Certo nei periodi - come il nostro - in cui una civiltà è in decadenza, e la misura del valore diventano il denaro, il piacere, il potere, l’ego, ecc., è più difficile condurre una vita in conformità con lo Spirito. Ma penso sia sempre possibile, attraverso il “distacco” mistico.
Concordo dunque con Plotino: in ogni tempo è possibile ricongiungersi con Dio; le altre questioni mi sembrano espedienti per riaffermare l’ego.
Si pensi agli eccessi cui giunge talvolta il Tantrismo shivaita [molto affine in questo ai Misteri dionisiaci]: orgiasmo, prostituzione sacra, sacrifici cruenti, omofagia, antropofagia; tutte manifestazioni secondo me più “sataniche” [nel senso di divisive] che mistiche [cioè unitive].
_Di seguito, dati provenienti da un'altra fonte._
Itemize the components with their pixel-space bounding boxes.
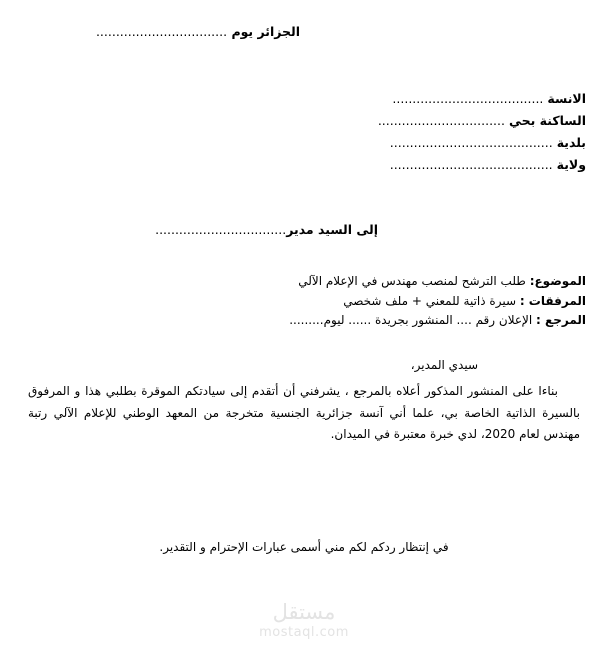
meta-row-subject [216, 272, 586, 292]
city-date-label: الجزائر يوم [231, 24, 300, 39]
attachments-label: المرفقات : [519, 293, 586, 308]
address-label-district: الساكنة بحي [508, 113, 586, 128]
address-label-name: الانسة [547, 91, 586, 106]
city-date-dots: ................................. [95, 24, 228, 39]
address-dots-name: ...................................... [392, 91, 544, 106]
reference-label: المرجع : [536, 313, 586, 327]
city-date-header [70, 24, 300, 39]
meta-row-reference [216, 311, 586, 331]
address-label-municipality: بلدية [556, 135, 586, 150]
body-text [28, 381, 580, 446]
recipient-label: إلى السيد مدير [286, 222, 378, 237]
address-dots-district: ................................ [377, 113, 505, 128]
letter-meta-block [216, 272, 586, 331]
subject-label: الموضوع: [529, 274, 586, 288]
salutation: سيدي المدير، [410, 358, 478, 372]
address-row-name [256, 88, 586, 110]
closing-line: في إنتظار ردكم لكم مني أسمى عبارات الإحترام و التقدير. [159, 540, 449, 554]
address-dots-municipality: ......................................... [389, 135, 553, 150]
watermark [0, 600, 608, 641]
attachments-value: سيرة ذاتية للمعني + ملف شخصي [343, 293, 516, 308]
reference-value: الإعلان رقم .... المنشور بجريدة ...... ليوم......... [289, 313, 533, 327]
watermark-arabic: مستقل [272, 600, 336, 624]
address-dots-province: ......................................... [389, 157, 553, 172]
watermark-latin: mostaql.com [259, 625, 349, 640]
address-row-province [256, 154, 586, 176]
address-row-district [256, 110, 586, 132]
subject-value: طلب الترشح لمنصب مهندس في الإعلام الآلي [298, 274, 526, 288]
recipient-line [88, 222, 378, 237]
meta-row-attachments [216, 292, 586, 312]
recipient-dots: ................................. [155, 222, 287, 237]
address-row-municipality [256, 132, 586, 154]
body-paragraph: بناءا على المنشور المذكور أعلاه بالمرجع ، يشرفني أن أتقدم إلى سيادتكم الموقرة بطلبي هذا و المرفوق بالسيرة الذاتية الخاصة بي، علما أني آنسة جزائرية الجنسية متخرجة من المعهد الوطني للإعلام الآلي رتبة مهندس لعام 2020، لدي خبرة معتبرة في الميدان. [28, 384, 580, 441]
sender-address-block [256, 88, 586, 176]
address-label-province: ولاية [556, 157, 586, 172]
Non dico che non sia importante assumere il controllo della nostra mente e del nostro corpo [anzi nel mio libro dico proprio questo]; solo che non credo che questo possa realizzarsi attraverso riti e iniziazioni, ma bensì tramite la costante presenza [o attenzione consapevole, cioè precisamente la contemplazione costante di cui parla Plotino].